Re: [PATCH v2 0/9] Add support for shared PTEs across processes

From: David Hildenbrand
Date: Wed Jul 13 2022 - 10:01:55 EST


On 08.07.22 21:36, Khalid Aziz wrote:
> On 7/8/22 05:47, David Hildenbrand wrote:
>> On 02.07.22 06:24, Andrew Morton wrote:
>>> On Wed, 29 Jun 2022 16:53:51 -0600 Khalid Aziz <khalid.aziz@xxxxxxxxxx> wrote:
>>>
>>>> This patch series implements a mechanism in kernel to allow
>>>> userspace processes to opt into sharing PTEs. It adds a new
>>>> in-memory filesystem - msharefs.
>>>
>>> Dumb question: why do we need a new filesystem for this? Is it not
>>> feasible to permit PTE sharing for mmaps of tmpfs/xfs/ext4/etc files?
>>>
>>
>> IIRC, the general opinion at LSF/MM was that this approach at hand is
>> makes people nervous and I at least am not convinced that we really want
>> to have this upstream.
>
> Hi David,

Hi Khalid,

>
> You are right that sharing page tables across processes feels scary, but at the same time threads already share PTEs and
> this just extends that concept to processes.

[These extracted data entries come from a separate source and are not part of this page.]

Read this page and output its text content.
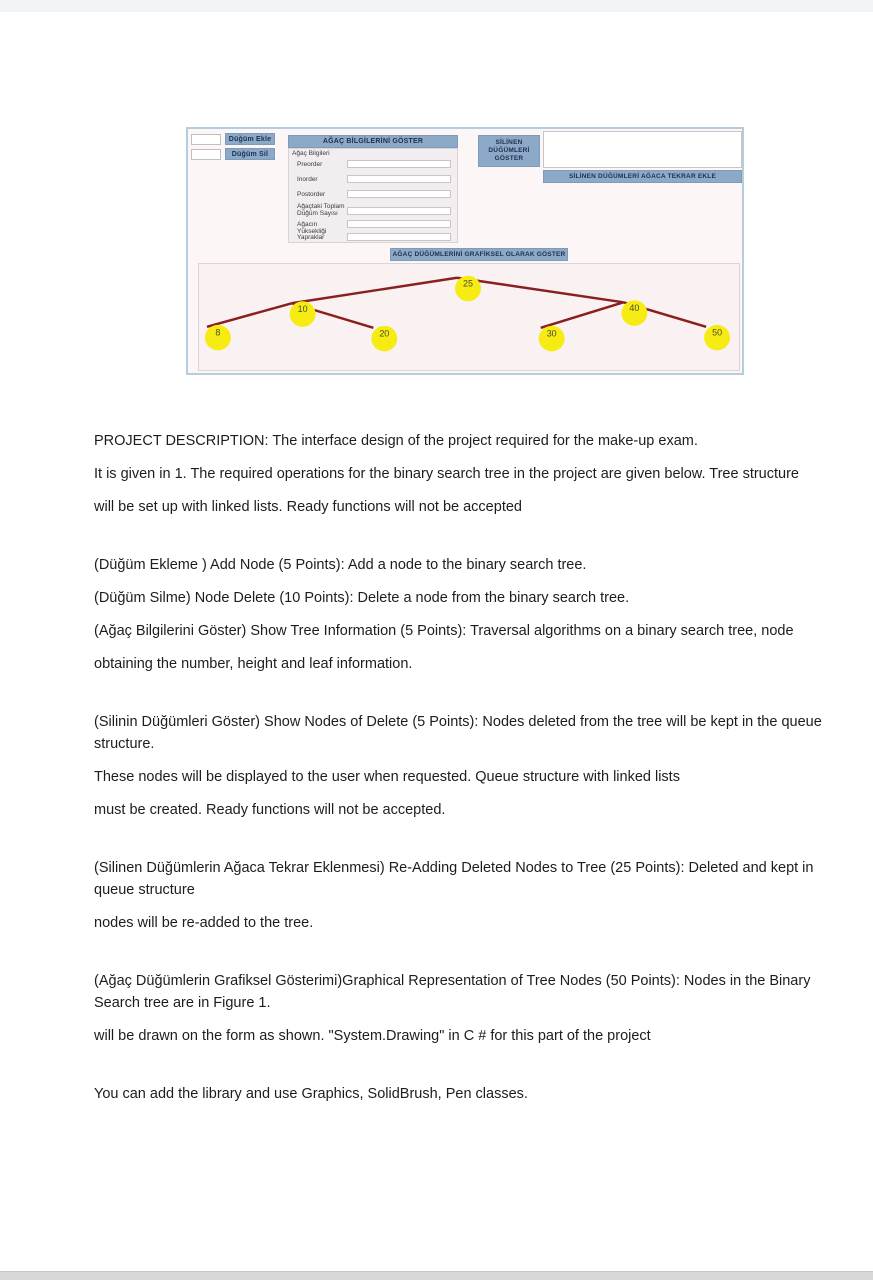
Düğüm Ekle
Düğüm Sil
AĞAÇ BİLGİLERİNİ GÖSTER
Ağaç Bilgileri
Preorder
Inorder
Postorder
Ağaçtaki Toplam Düğüm Sayısı
Ağacın Yüksekliği
Yapraklar
SİLİNEN DÜĞÜMLERİ GÖSTER
SİLİNEN DÜĞÜMLERİ AĞACA TEKRAR EKLE
AĞAÇ DÜĞÜMLERİNİ GRAFİKSEL OLARAK GÖSTER
25
10	40
8	20	30	50

PROJECT DESCRIPTION: The interface design of the project required for the make-up exam.

It is given in 1. The required operations for the binary search tree in the project are given below. Tree structure

will be set up with linked lists. Ready functions will not be accepted

(Düğüm Ekleme ) Add Node (5 Points): Add a node to the binary search tree.

(Düğüm Silme) Node Delete (10 Points): Delete a node from the binary search tree.

(Ağaç Bilgilerini Göster) Show Tree Information (5 Points): Traversal algorithms on a binary search tree, node

obtaining the number, height and leaf information.

(Silinin Düğümleri Göster) Show Nodes of Delete (5 Points): Nodes deleted from the tree will be kept in the queue structure.

These nodes will be displayed to the user when requested. Queue structure with linked lists

must be created. Ready functions will not be accepted.

(Silinen Düğümlerin Ağaca Tekrar Eklenmesi) Re-Adding Deleted Nodes to Tree (25 Points): Deleted and kept in queue structure

nodes will be re-added to the tree.

(Ağaç Düğümlerin Grafiksel Gösterimi)Graphical Representation of Tree Nodes (50 Points): Nodes in the Binary Search tree are in Figure 1.

will be drawn on the form as shown. "System.Drawing" in C # for this part of the project

You can add the library and use Graphics, SolidBrush, Pen classes.
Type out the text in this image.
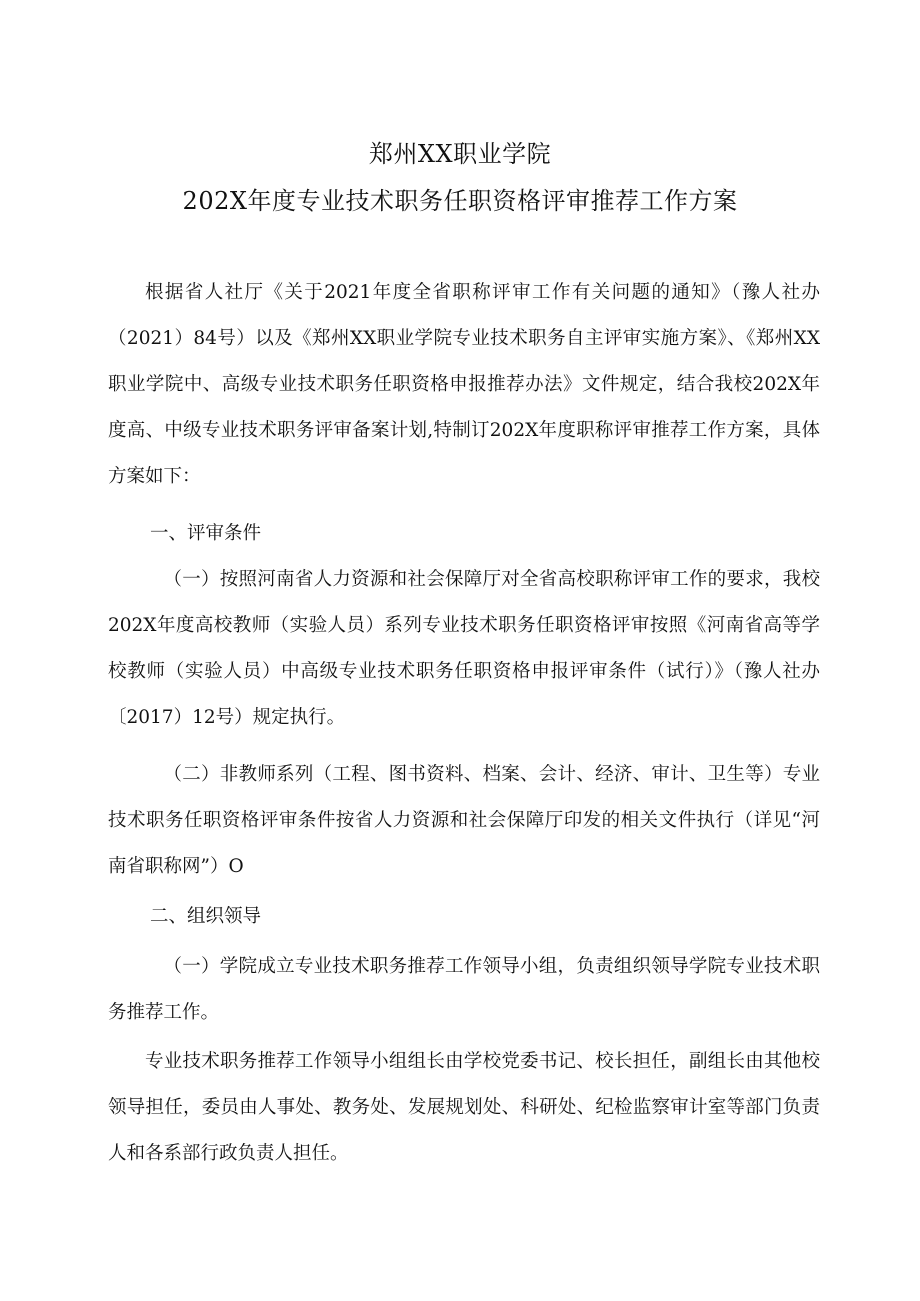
郑州XX职业学院
202X年度专业技术职务任职资格评审推荐工作方案

根据省人社厅《关于2021年度全省职称评审工作有关问题的通知》（豫人社办（2021）84号）以及《郑州XX职业学院专业技术职务自主评审实施方案》、《郑州XX职业学院中、高级专业技术职务任职资格申报推荐办法》文件规定，结合我校202X年度高、中级专业技术职务评审备案计划,特制订202X年度职称评审推荐工作方案，具体方案如下：

一、评审条件

（一）按照河南省人力资源和社会保障厅对全省高校职称评审工作的要求，我校202X年度高校教师（实验人员）系列专业技术职务任职资格评审按照《河南省高等学校教师（实验人员）中高级专业技术职务任职资格申报评审条件（试行）》（豫人社办〔2017）12号）规定执行。

（二）非教师系列（工程、图书资料、档案、会计、经济、审计、卫生等）专业技术职务任职资格评审条件按省人力资源和社会保障厅印发的相关文件执行（详见“河南省职称网”）O

二、组织领导

（一）学院成立专业技术职务推荐工作领导小组，负责组织领导学院专业技术职务推荐工作。

专业技术职务推荐工作领导小组组长由学校党委书记、校长担任，副组长由其他校领导担任，委员由人事处、教务处、发展规划处、科研处、纪检监察审计室等部门负责人和各系部行政负责人担任。
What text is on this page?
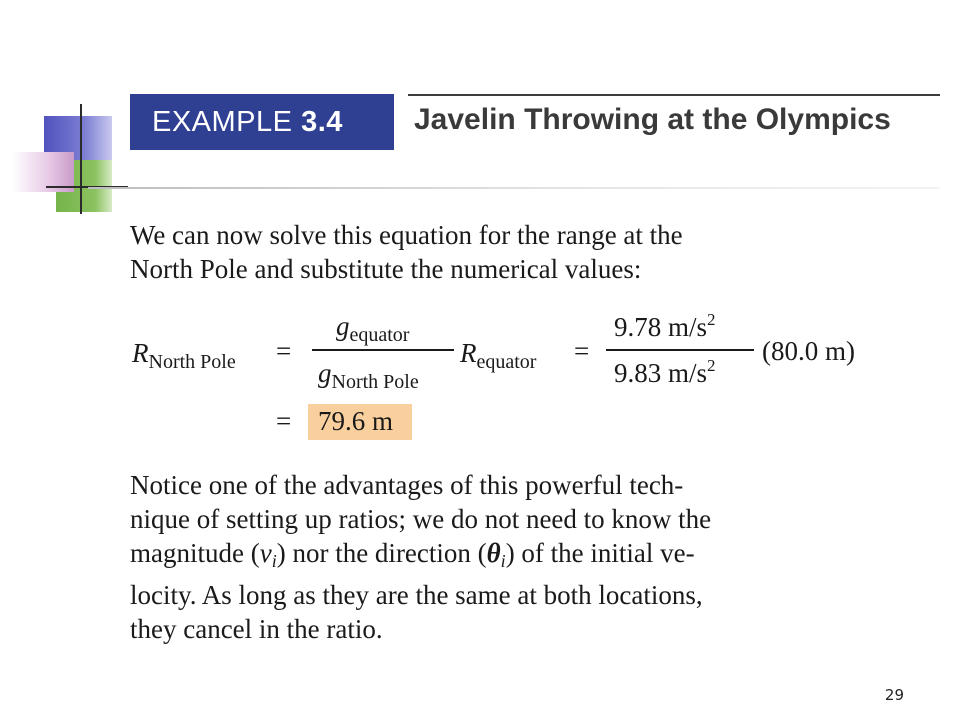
EXAMPLE 3.4	Javelin Throwing at the Olympics

We can now solve this equation for the range at the
North Pole and substitute the numerical values:

$R_{North Pole}$ =
$g_{equator}$
$g_{North Pole}$
$R_{equator}$ =
9.78 $m/s^2$
9.83 $m/s^2$ (80.0 m)
= 79.6 m

Notice one of the advantages of this powerful tech-
nique of setting up ratios; we do not need to know the
magnitude $(v_i)$ nor the direction $(\theta_i)$ of the initial ve-
locity. As long as they are the same at both locations,
they cancel in the ratio.

29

They share a *mm* including a consistent virtual memory layout (VMA
list). Page table sharing is just a side product of that. You could even
call page tables just an implementation detail to produce that
consistent virtual memory layout -- described for that MM via a
different data structure.

> A number of people have commented on potential usefulness of this concept
> and implementation.

... and a lot of people raised concerns. Yes, page table sharing to
reduce memory consumption/tlb misses/... is something reasonable to
have. But that doesn't require mshare, as hugetlb has proven.

The design might be useful for a handful of corner (!) cases, but as the
cover letter only talks about memory consumption of page tables, I'll
not care about those. Once these corner cases are explained and deemed
important, we might want to think of possible alternatives to explore
the solution space.

> There were concerns raised about being able to make this safe and reliable.
> I had agreed to send a
> second version of the patch incorporating feedback from last review and LSF/MM, and that is what v2 patch is about. The

Okay, most of the changes I saw are related to the user interface, not
to any of the actual dirty implementation-detail concerns. And the cover
letter is not really clear what's actually happening under the hood and
what the (IMHO) weird semantics of the design imply (as can be seen from
Andrews reply).

> suggestion to extend hugetlb PMD sharing was discussed briefly. Conclusion from that discussion and earlier discussion
> on mailing list was hugetlb PMD sharing is built with special case code in too many places in the kernel and it is
> better to replace it with something more general purpose than build even more on it. Mike can correct me if I got that
> wrong.

Yes, I pushed for the removal of that yet-another-hugetlb-special-stuff,
and asked the honest question if we can just remove it and replace it by
something generic in the future. And as I learned, we most probably
cannot rip that out without affecting existing user space. Even
replacing it by mshare() would degrade existing user space.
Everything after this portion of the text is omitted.